Re: EventTimeSessionWindow firing too soon
Posted by
Aljoscha Krettek on
URL: http://deprecated-apache-flink-user-mailing-list-archive.369.s1.nabble.com/EventTimeSessionWindow-firing-too-soon-tp35959p35996.html
Sorry, I now saw that this thread diverged. My mail client didn't pick
it up because someone messed up the subject of the thread.
On 16.06.20 14:06, Aljoscha Krettek wrote:
> Hi,
>
> what is the timescale of your data in Kafka. If you have data in there
> that spans more than ~30 minutes I would expect your windows to fire
> very soon after the job is started. Event time does not depend on a wall
> clock but instead advances with the time in the stream. As Flink
> advances through the data in Kafka so does event-time advance in step.
>
> Does that explain your situation?
>
> Best,
> Aljoscha
>
> On 15.06.20 16:49, Ori Popowski wrote:
>> I'm using Flink 1.10 on YARN, and I have a EventTimeSessionWindow with a
>> gap of 30 minutes.
>>
>> But as soon as I start the job, events are written to the sink (I can see
>> them in S3) even though 30 minutes have not passed.
>>
>> This is my job:
>>
>> val stream = senv
>> .addSource(new FlinkKafkaConsumer("…",
>> compressedEventDeserializer,
>> properties))
>> .filter(_.sessionId.nonEmpty)
>> .flatMap(_ match { case (_, events) => events })

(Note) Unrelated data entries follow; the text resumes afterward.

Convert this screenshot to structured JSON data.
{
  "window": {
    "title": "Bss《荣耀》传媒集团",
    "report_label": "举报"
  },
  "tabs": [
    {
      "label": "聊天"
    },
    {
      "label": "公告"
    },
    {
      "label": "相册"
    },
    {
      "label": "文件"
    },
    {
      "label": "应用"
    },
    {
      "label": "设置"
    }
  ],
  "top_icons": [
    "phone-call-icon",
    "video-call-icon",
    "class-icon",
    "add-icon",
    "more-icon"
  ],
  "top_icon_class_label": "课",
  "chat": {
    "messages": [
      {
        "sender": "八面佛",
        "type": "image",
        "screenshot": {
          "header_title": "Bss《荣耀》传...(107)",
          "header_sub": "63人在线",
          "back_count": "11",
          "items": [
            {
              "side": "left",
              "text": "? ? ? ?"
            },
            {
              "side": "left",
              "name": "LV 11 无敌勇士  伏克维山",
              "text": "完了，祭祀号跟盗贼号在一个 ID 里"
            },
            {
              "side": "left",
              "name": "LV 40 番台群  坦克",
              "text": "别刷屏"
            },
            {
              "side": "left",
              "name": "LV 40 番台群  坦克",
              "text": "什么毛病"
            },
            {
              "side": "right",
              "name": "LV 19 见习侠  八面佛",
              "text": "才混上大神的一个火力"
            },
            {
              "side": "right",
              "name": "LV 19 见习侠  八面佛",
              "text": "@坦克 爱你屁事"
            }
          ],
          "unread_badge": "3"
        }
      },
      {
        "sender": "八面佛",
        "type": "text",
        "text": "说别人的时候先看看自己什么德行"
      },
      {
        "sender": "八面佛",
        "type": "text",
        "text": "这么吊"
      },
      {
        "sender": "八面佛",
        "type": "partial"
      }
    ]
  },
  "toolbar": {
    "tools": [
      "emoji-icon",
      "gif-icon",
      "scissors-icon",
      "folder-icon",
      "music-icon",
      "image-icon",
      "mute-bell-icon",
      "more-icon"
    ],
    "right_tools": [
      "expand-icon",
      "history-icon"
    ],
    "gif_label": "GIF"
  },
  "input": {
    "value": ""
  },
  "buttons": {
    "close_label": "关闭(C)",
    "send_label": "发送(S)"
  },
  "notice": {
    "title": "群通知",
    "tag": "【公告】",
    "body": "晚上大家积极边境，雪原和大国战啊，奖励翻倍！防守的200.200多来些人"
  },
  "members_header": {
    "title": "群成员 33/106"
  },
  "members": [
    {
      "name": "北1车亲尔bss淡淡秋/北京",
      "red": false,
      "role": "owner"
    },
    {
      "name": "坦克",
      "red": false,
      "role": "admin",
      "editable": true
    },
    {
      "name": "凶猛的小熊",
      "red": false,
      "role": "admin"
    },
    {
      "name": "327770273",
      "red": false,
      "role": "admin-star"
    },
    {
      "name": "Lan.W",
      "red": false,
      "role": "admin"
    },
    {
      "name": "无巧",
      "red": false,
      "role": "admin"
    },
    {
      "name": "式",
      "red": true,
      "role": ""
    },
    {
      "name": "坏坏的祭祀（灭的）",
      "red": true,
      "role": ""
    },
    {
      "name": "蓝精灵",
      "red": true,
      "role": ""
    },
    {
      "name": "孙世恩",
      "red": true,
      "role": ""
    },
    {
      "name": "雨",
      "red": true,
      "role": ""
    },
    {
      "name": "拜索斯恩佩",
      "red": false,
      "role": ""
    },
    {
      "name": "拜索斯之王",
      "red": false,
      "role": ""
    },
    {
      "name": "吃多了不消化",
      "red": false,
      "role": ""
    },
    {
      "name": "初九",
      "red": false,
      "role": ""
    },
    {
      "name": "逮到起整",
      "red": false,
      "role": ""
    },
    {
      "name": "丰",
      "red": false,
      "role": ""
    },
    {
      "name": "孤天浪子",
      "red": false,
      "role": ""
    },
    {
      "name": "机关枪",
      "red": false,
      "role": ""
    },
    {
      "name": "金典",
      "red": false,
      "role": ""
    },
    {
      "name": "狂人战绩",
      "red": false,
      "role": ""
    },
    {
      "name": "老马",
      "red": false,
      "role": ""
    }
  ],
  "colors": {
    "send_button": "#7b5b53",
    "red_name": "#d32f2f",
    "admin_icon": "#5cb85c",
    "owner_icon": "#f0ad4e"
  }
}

>> .assignTimestampsAndWatermarks(new
>> TimestampExtractor[Event](Time.minutes(10)) {
>> override def extractTimestamp(element: Event): Long =
>> event.sequence / 1000 // microseconds
>> })
>> .keyBy(_.sessionId)
>> .window(EventTimeSessionWindows.withGap(Time.of(30, MINUTES)))
>> .process(myProcessWindowFunction)
>>
>> AsyncDataStream.unorderedWait(stream, myAsyncS3Writer, 30, SECONDS, 100)
>>
>> Any idea why it's happening?
>>
>